I watched in horror (because of limited resources) while one of my gaming friends accumulated a Fishery and a Smokehouse. That allowed him to "smoke" six fish as a maximum and keep his food production high. Further, during the game he accumulated at least seven cattle, so this individual was never in trouble with food costs.
Let's digress for a moment and talk about someone who cannot pay the food costs. Then, you have to take a loan. The loan gives you four francs (only if you need to pay food costs), and the loan needs to be repaid before the end of the game with five francs. The comments on the Internet suggest it is not wrong to take loans, especially if food costs are eating you out of house and home.
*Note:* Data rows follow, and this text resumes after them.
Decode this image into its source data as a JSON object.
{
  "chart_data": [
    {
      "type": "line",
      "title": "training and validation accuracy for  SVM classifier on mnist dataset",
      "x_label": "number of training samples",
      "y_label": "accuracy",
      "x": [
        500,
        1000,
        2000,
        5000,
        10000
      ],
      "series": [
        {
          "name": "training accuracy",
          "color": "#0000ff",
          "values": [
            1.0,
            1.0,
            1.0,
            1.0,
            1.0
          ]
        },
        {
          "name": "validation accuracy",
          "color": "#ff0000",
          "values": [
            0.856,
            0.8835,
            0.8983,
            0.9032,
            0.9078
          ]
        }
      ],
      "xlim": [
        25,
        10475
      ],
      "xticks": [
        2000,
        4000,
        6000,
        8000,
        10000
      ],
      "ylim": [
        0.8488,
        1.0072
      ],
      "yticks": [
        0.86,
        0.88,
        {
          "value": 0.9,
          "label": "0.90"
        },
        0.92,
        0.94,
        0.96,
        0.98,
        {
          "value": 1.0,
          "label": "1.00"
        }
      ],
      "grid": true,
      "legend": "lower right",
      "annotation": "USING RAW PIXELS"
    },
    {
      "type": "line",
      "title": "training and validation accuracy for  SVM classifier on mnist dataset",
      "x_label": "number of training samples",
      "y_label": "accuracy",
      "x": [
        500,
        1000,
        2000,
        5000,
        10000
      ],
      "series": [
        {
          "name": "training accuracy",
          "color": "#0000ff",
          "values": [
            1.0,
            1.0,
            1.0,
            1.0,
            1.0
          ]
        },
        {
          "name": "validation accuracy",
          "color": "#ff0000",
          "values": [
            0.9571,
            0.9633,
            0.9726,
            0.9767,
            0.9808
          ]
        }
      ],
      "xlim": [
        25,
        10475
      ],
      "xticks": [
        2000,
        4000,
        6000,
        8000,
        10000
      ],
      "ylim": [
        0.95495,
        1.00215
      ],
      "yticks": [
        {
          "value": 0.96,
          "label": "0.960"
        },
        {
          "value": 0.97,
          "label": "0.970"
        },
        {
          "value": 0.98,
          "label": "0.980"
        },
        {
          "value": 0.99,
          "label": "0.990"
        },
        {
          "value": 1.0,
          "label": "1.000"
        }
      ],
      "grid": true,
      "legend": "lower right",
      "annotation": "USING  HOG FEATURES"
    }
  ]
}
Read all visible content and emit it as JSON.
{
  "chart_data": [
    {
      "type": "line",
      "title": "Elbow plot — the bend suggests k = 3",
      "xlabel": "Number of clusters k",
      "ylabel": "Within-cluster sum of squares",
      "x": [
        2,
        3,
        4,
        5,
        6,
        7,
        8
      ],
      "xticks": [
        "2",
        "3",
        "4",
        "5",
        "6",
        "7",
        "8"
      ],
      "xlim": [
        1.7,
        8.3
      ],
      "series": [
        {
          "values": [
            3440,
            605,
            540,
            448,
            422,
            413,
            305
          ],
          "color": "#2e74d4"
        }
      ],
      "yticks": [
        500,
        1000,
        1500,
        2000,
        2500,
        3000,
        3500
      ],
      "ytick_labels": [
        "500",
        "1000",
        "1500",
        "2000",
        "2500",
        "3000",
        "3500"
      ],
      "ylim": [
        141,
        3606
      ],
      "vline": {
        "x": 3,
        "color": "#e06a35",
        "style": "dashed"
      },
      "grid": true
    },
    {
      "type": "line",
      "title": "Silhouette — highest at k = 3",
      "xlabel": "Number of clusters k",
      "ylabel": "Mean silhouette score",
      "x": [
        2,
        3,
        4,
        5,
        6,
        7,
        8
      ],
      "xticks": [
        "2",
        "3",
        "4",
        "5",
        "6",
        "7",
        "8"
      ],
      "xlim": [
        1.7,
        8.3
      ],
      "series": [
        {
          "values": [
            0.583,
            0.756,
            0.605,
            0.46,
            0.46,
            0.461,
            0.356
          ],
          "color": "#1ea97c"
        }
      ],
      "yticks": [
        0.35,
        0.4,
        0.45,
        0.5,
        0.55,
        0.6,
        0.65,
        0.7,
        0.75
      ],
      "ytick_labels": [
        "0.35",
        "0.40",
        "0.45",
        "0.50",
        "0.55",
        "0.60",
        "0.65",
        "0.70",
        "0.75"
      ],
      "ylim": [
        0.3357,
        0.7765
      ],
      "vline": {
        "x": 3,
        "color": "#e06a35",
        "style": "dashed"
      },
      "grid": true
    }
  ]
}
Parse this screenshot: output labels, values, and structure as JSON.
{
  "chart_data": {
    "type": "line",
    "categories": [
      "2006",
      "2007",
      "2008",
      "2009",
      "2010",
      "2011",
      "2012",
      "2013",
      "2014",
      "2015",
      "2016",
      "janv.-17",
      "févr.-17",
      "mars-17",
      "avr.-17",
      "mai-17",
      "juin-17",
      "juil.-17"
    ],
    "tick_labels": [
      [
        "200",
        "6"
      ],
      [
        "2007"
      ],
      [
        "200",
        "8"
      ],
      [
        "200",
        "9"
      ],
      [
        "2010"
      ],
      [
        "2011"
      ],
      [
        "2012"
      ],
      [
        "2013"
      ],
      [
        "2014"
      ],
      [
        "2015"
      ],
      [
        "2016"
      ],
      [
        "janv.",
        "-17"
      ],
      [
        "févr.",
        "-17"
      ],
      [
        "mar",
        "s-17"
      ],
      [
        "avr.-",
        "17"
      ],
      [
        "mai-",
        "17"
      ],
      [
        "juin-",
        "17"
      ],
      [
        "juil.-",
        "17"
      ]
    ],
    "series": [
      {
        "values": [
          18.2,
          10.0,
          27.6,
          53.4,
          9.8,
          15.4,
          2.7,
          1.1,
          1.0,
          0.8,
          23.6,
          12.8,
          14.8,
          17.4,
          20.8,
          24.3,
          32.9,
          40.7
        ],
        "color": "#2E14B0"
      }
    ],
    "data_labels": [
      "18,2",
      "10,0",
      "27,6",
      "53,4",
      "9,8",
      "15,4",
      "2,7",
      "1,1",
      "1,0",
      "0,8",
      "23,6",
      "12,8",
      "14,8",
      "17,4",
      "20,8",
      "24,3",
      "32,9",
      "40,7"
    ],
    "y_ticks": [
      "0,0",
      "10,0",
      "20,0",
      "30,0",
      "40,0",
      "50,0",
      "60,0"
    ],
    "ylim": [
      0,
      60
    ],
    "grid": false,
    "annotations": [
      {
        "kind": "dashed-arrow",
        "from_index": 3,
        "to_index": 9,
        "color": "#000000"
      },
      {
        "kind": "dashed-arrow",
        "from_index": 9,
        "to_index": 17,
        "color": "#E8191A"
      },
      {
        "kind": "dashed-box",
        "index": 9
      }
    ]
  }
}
The game went smoothly for all the players, and I, finally, acquired a shipping line late in the game. However, we had already paid the supposed winning player dearly for the opportunity to construct buildings, secure bricks (from clay counters), and substitute one lumber for five francs. I had constructed a wooden ship (Iron, Steel, and Luxury Liners exists in the game); therefore, my food costs with one reduction were reasonable.
However, the name of that game is also Francs. You need francs to purchase buildings. That's why most of us were accumulating and paying resources to construct buildings. It is an Either/Or situation: You either build or purchase. That leads to a pertinent question that was not sufficiently answered during the spirited game:
Why would anyone purchase a building when you can construct the building with resources?
As the game progressed, we all noticed the now winning player had achieved at least 56 points. Little chance existed to catch him before the end of 20 rounds. We had 22, 16, and so forth in points. Therefore, we conceded the game with the individual who had five buildings and was charging us every time we needed to construct or achieve resources or francs.
All in all, the players said it was a worthwhile game. Even though I like Agricola, I think LeHavre achieves more interest. Perhaps, it is my penchant for economic and trading games. Anyhow, if you are prepared for an evening of beautifully designed rules and terrific trading/purchasing decisions to make, then Le Havre is your cup of tea.
Do, always, think about the food costs.